Add the culture. If using fresh yogurt, combine the yogurt and 1/4 cup of the warm milk in a small bowl and whisk until smooth, then whisk the mixture into the rest of the milk. (If using powdered culture, sprinkle it on top of the milk and let it sit for 1 minute, then whisk it in).
Pour the ferment into a tempered glass jar with a lid. Cover and incubate at 110 degrees for 8 to 12 hours (see Note). Do not stir. Stop the fermentation process by chilling. Place the incubation vessel in cold water (fill the sink with cold tap water, or fill a bowl with ice water) until the yogurt is cool. Move the yogurt to the freezer for 1 to 2 hours, then store in the refrigerator.
Gazpacho Blanco
Makes 5 to 7 cups.
Note: "Bread is a main ingredient in most traditional gazpachos, but I find that yogurt easily adds a similar body and mouthfeel," writes Gianaclis Caldwell in "Homemade Yogurt & Kefir." She based this recipe on one she encountered at Jaleo, a restaurant of José Andres, in Washington, D.C. "It's hearty enough to be a main course for a dinner party and refreshing and enticing enough to serve in a tiny cup as an amuse-bouche before almost any meal."
• 2/3 c. slivered almonds
• 2 garlic cloves
• 1 tsp. salt
• 1/2 green melon, such as honeydew, diced
• 6 tbsp. extra-virgin olive oil
• 1 tbsp. sherry vinegar
• 2 tbsp. apple cider vinegar
• 2 c. plain yogurt
• Green seedless grapes or melon balls, for garnish
Directions
In a food processor or blender, combine the almonds, garlic and salt, and process until fine.

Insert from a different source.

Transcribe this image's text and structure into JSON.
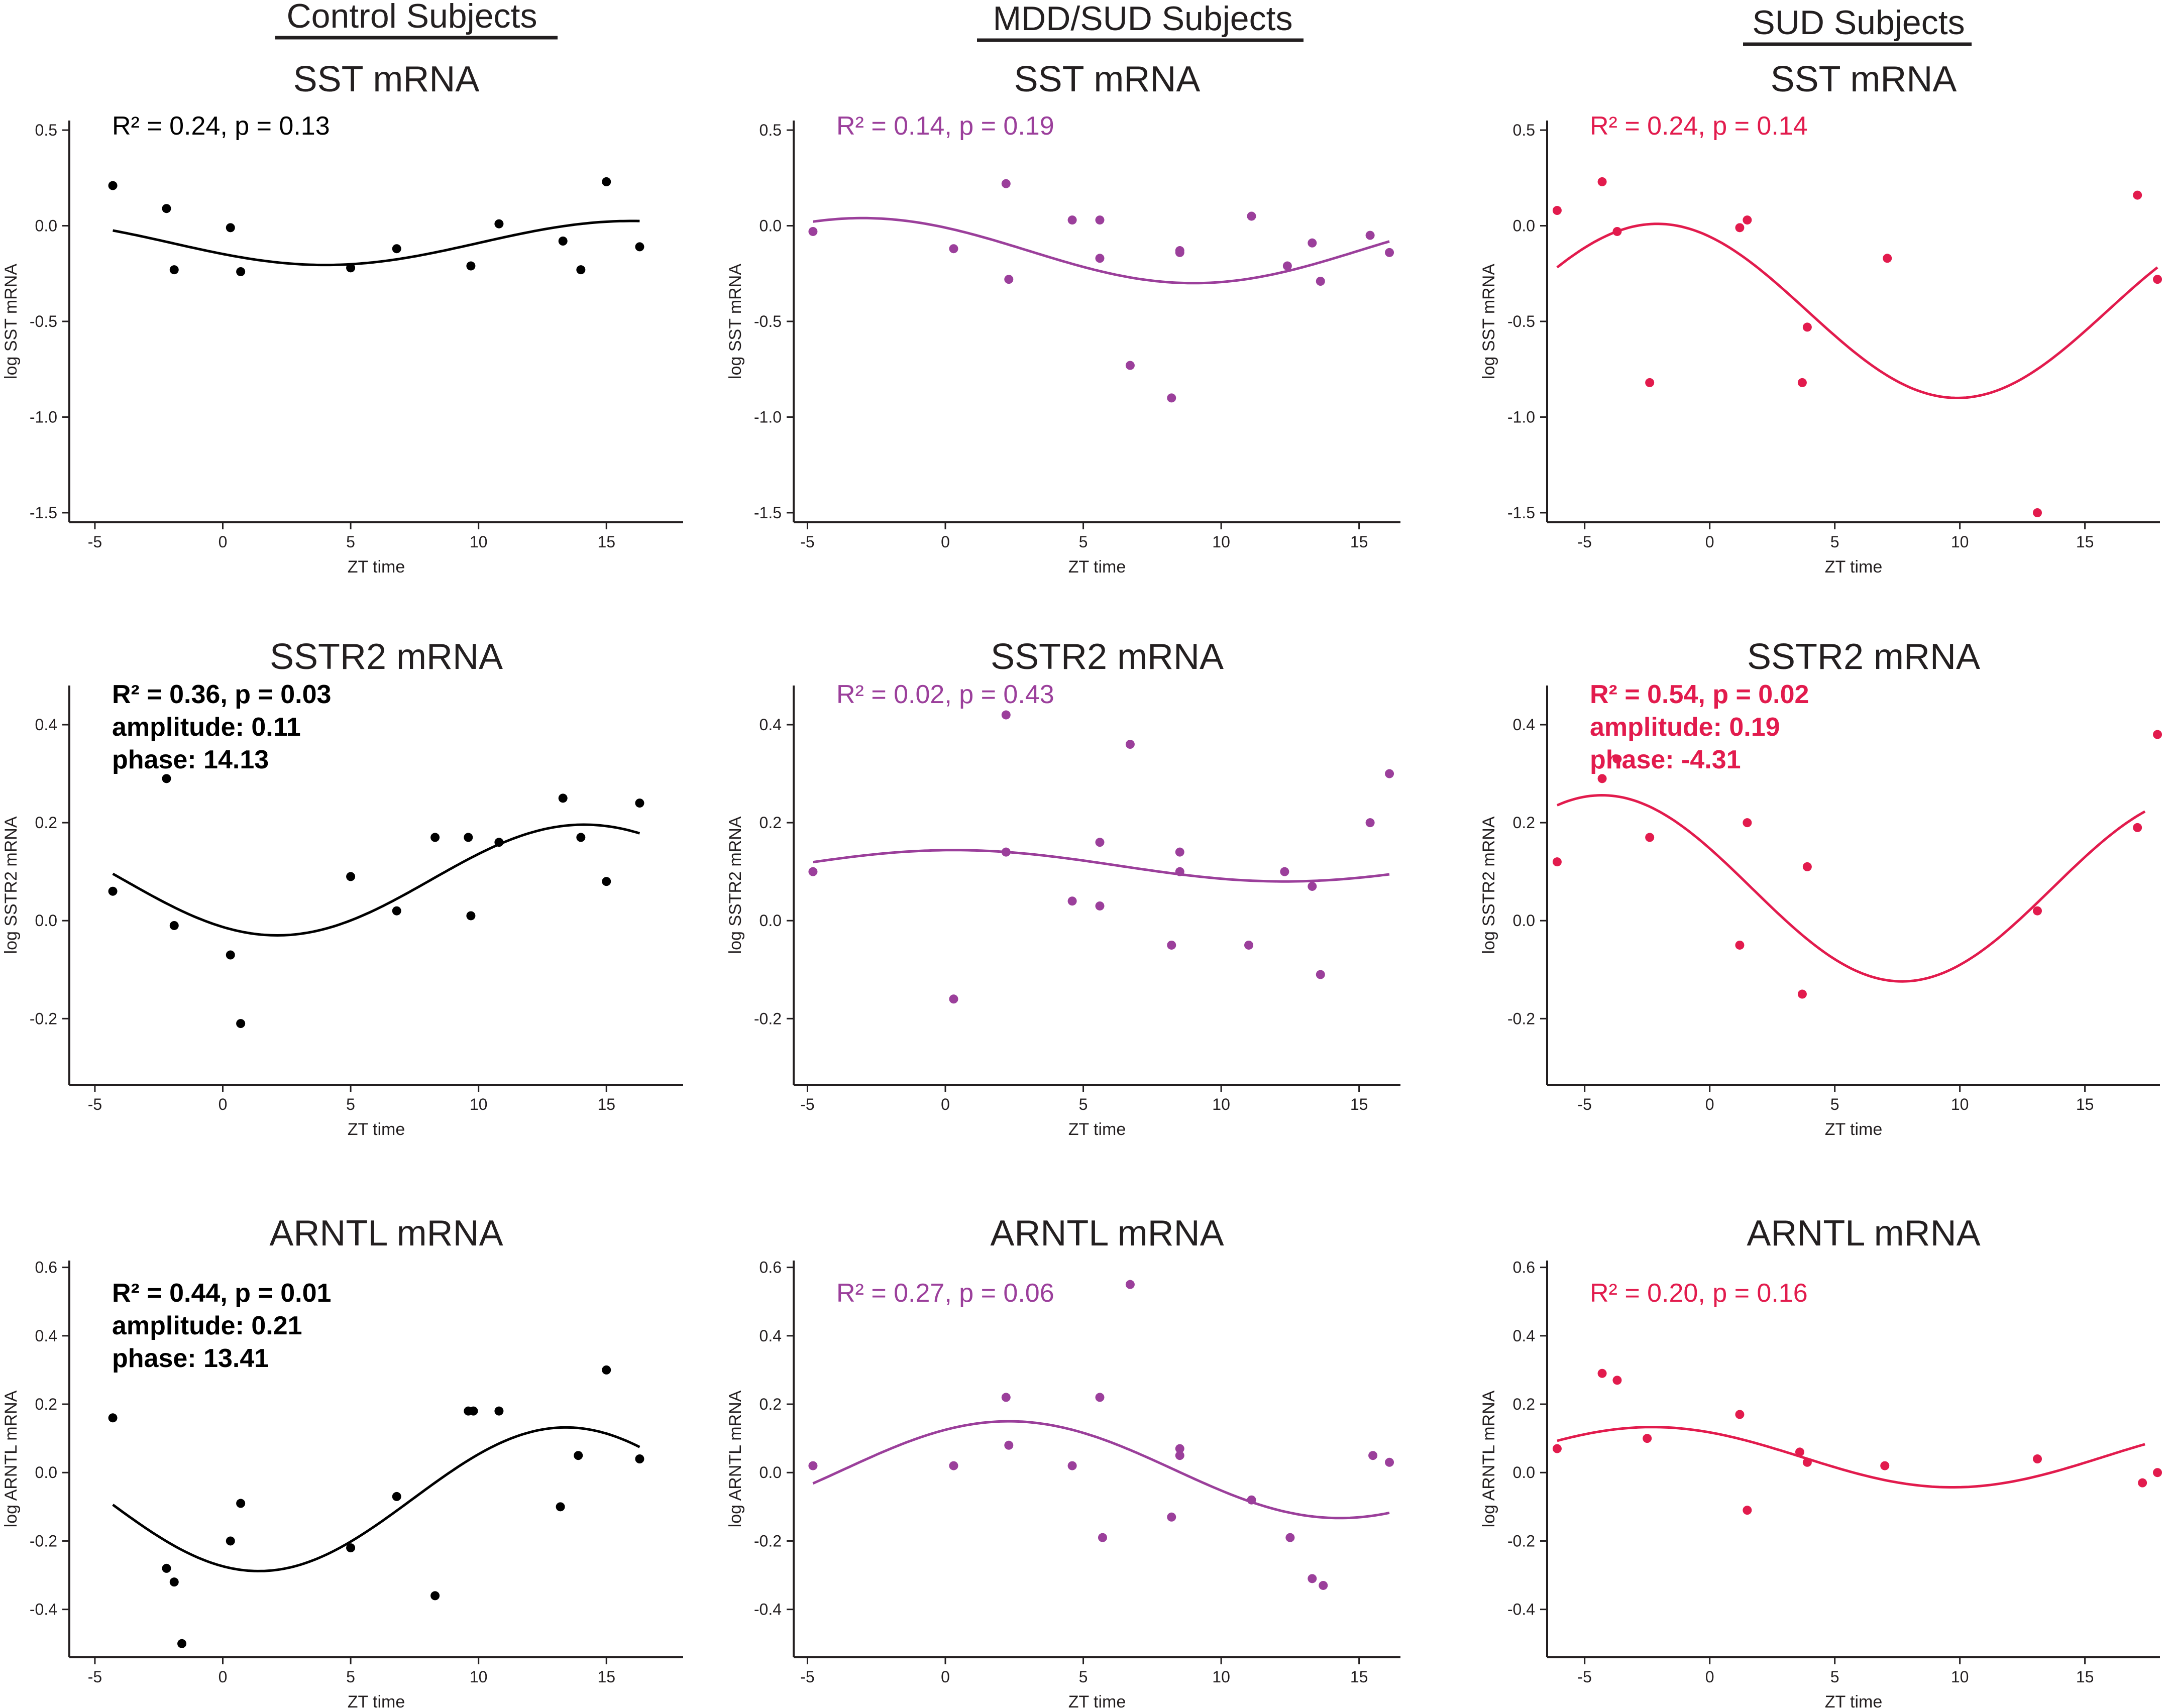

Add the melon, olive oil, sherry vinegar, apple cider vinegar and yogurt, and process until smooth and creamy.
Fill a 1-cup measuring cup with ice cubes. Add water to fill the cup. Add ice and water to gazpacho and purée until the ice is dissolved or crushed fine. Divide gazpacho into bowls and garnish with 6 to 8 grapes (cut in half if grapes are large) or melon balls per serving. Gazpacho will keep for about 1 week in the refrigerator.
Classic Indian Cucumber Raita
Makes 4 cups.
Note: From "Homemade Yogurt & Kefir."
• 4 medium cucumbers, diced
• 2 green chiles, seeded and finely diced
• 1 to 2 garlic cloves, finely minced
• Handful of mint leaves, finely chopped
• 2 c. plain yogurt
• 4 tsp. extra-virgin olive oil
• 2-4 tbsp. freshly squeezed lemon juice, to taste
• Salt and freshly ground black pepper
Directions
In a large bowl, combine the cucumbers, chiles, garlic and mint. Stir in the yogurt, olive oil and lemon juice, and season to taste with salt and pepper. Cover and refrigerate for a few hours to improve the flavor. Before serving, stir and season as needed. Raita will keep for about 1 week in the refrigerator.
Nutrition information per serving:
Berry Good Smoothie
Makes about 3 to 4 cups.
Note: From "Homemade Yogurt & Kefir."
• 1 c. fresh or frozen berries (any kind)
• 1 c. plain yogurt
• 1 tbsp. honey, maple syrup, agave nectar or other sweetener
• 1 tsp. freshly grated orange zest
• 1/4 tsp. vanilla extract
• 4 to 5 dates, optional
• 1 banana, optional
• 1/4 tsp. ground cinnamon or nutmeg, optional
Directions
In a food processor or blender, combine the berries, yogurt, honey (or other sweetener), orange zest, vanilla extract, dates (if using), banana (if using) and cinnamon (or nutmeg, if using), and purée until smooth. To chill, add ice cubes and pulse.